Stone Soup

In Des001 today we visited the concept of Stone Soup. This idea is from an old children's story, which is captured and portrayed wonderfully in Marcia Brown's Stone Soup. The concept was to create out of nothing, and ultimately, to become inspired to use what we could find.

 As my peers and I embarked on a project to make a creative and aesthetically pleasing piece of art out of the items that we found or had brought to class with us, we were constantly thinking about different ways to utilize the same materials. This is a process that doesn't just breed creativity, but also an amount of inspiration in itself, because we were in a situation where we were forcing inspiration. This, as I continuously argue, is what design is to me. Designers keep themselves in a perpetual state of inspiration, so that when the time comes to do something, they have a plethora of ideas (and i MEAN a plethora). We will never be able to put into motion every project we imagine. We must pick and choose the concepts worth pursuing, or worth experimenting with.
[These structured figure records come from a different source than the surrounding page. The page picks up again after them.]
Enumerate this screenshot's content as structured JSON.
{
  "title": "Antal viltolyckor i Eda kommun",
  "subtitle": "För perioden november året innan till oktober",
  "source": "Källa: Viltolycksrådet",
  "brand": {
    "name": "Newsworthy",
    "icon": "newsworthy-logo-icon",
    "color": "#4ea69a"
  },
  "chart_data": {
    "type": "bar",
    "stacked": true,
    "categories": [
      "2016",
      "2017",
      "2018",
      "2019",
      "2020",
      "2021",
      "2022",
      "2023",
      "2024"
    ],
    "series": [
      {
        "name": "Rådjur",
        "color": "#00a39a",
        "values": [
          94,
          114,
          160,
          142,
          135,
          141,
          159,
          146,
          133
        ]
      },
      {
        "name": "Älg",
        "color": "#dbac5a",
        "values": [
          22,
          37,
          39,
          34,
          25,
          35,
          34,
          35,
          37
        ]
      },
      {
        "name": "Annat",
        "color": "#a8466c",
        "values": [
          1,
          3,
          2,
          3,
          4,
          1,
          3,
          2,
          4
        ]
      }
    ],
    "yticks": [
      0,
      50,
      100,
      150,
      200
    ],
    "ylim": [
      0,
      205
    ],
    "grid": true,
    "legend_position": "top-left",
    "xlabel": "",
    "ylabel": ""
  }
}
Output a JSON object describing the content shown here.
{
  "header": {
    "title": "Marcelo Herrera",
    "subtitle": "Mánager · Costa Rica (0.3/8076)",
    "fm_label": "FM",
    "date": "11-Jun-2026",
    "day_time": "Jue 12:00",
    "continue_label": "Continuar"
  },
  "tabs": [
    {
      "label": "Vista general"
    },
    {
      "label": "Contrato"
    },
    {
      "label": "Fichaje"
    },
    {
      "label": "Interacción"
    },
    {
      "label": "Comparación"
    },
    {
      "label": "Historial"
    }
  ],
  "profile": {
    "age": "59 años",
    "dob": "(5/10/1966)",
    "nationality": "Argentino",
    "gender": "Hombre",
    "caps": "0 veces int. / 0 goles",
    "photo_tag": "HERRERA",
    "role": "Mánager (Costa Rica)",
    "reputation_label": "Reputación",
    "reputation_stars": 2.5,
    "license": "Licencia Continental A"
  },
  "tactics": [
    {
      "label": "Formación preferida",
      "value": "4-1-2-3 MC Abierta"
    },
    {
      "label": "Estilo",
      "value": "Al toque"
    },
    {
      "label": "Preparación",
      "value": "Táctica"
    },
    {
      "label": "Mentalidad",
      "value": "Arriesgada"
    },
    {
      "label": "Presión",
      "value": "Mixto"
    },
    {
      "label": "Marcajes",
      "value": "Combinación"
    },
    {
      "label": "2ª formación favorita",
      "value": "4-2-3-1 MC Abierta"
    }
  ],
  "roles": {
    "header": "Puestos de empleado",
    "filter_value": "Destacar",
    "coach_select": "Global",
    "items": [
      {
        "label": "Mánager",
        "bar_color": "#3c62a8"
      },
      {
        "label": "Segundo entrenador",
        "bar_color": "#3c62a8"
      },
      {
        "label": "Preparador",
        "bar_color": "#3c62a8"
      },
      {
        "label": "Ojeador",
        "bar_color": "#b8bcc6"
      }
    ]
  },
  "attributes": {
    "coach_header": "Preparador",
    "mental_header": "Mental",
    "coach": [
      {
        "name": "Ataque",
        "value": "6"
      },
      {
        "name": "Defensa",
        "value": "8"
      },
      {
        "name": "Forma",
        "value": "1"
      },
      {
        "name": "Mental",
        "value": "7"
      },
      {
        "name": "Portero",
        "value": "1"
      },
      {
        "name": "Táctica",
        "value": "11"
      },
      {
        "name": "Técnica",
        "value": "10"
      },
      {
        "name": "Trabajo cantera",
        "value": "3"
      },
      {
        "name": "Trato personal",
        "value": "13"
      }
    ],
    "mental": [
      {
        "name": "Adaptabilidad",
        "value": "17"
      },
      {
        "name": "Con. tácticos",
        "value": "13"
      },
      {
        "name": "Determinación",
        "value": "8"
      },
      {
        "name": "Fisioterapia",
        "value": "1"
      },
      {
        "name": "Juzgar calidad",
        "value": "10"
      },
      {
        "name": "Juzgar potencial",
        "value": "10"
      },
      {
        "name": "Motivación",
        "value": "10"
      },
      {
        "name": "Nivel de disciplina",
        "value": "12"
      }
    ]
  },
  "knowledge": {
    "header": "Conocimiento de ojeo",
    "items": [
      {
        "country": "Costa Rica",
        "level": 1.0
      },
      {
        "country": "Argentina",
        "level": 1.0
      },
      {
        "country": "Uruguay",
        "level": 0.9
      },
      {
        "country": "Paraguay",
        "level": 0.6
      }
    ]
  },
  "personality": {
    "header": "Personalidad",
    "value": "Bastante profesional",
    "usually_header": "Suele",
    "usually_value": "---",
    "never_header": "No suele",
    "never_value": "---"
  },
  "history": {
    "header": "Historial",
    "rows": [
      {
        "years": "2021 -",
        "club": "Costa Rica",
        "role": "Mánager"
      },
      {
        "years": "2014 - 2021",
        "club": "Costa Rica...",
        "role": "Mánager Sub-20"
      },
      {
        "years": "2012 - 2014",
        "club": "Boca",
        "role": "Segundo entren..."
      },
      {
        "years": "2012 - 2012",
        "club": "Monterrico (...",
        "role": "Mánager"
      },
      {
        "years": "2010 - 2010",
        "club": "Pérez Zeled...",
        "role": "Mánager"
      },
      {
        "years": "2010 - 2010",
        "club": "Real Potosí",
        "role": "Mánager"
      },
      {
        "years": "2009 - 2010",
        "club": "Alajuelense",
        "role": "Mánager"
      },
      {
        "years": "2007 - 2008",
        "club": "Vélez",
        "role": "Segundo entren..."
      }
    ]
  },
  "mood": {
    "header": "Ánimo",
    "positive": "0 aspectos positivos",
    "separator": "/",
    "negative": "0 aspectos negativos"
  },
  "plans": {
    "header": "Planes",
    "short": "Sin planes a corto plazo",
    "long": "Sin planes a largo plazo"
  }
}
This is why we started out our Stone Soup with sketches of what we thought we could create. In the end, though, our project came out with a bit of artwork from each of us, and didn't really look like anything we imagined beforehand. Putting the piece together was surprisingly easy. With a group full of designers, we were at no loss when it came to ideas. We had almost too many different materials to work with when we really looked at what we had brought and the trees around us. Deciding to use branches in the piece was the first step, and the branches provided a framework for our other materials.

This act of creating without reason, planning, or stake in the end product reminded us of preschool, and we all had to quiet our minds to create things in pure simplicity. There was no complicating the design with messages, rules, symmetry, coordination or theory; there was only the process. We took the final piece down only minutes after finishing this ephemeral piece of art.